Jesse Jackson Jr., the son of the recently deceased activist and civil rights leader Jesse Jackson, has slammed former Presidents Joe Biden, Barack Obama, and Bill Clinton over how they remembered Reverend Jackson in their speeches at his memorial.
During Friday’s service at Chicago’s House of Hope, Obama warned about the state of the nation, calling each day a “new assault on our democratic institutions.”
“Each day, we’re told by those in high office to fear each other and to turn on each other, and that some Americans count more than others, and that some don’t even count at all,” the former president said.
“Everywhere we see greed and bigotry, being celebrated and bullying and mockery masquerading as strength. It’s hard to hope in those moments.”
Biden also claimed the Trump administration doesn’t share “any of the values that we have.”
Former Vice President Kamala Harris, defeated by Trump during the 2024 election, bragged she “predicted a lot about what’s happening right now” during her remarks.
“I’m not into saying I told you so, but we did see it coming,” Harris said.
“But what I did not predict is that we would not have Jesse Jackson with us right now to help us get through this.”
Clinton, who kept his eulogy mostly free of politics, remembered Jackson warmly as a good friend.
However, Jesse Jackson Jr. the son of the late Civil Rights leader, seemed to disapprove of how the three presidents remembered Jackson.

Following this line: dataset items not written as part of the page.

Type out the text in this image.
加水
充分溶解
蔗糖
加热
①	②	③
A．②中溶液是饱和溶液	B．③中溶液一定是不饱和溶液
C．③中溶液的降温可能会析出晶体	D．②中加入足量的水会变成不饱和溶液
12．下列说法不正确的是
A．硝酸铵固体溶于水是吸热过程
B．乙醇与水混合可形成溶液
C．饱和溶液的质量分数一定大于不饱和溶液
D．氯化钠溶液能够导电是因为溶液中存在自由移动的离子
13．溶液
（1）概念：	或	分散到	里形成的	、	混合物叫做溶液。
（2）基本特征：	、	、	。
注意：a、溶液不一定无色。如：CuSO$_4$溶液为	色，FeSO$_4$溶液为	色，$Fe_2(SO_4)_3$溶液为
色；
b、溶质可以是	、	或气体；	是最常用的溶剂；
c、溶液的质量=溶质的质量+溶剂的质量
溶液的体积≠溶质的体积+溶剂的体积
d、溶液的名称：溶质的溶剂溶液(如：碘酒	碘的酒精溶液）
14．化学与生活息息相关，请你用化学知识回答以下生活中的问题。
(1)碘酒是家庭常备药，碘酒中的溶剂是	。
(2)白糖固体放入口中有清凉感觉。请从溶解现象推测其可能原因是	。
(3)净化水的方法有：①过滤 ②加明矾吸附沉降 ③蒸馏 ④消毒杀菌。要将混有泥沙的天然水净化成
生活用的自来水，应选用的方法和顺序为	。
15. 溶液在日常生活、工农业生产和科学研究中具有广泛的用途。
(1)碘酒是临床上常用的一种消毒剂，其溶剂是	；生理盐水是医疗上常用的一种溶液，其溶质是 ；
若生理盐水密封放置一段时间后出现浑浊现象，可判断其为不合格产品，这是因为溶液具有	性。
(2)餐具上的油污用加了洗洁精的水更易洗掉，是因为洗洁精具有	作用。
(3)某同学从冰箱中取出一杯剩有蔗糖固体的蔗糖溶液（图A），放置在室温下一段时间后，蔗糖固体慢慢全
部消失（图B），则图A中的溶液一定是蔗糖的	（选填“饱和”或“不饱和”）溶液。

“ I listened for several hours to three United States presidents who do not know Jesse Jackson,” the grieving son said during a private memorial service at Rainbow Push Coalition headquarters in Chicago.
“He maintained a tense relationship with the political order, not because the presidents were white or black, but the demands of our message, the demands of speaking for the least of these – those who are disinherited, the damned, the dispossessed, the disrespected – demanded not Democratic or Republican solutions, but demanded a consistent, prophetic voice that at no point in time ever sold us out as people.
“And it speaks volumes about who the Rev. Jesse Jackson was.”
Jackson died at 84 last month at his Chicago home.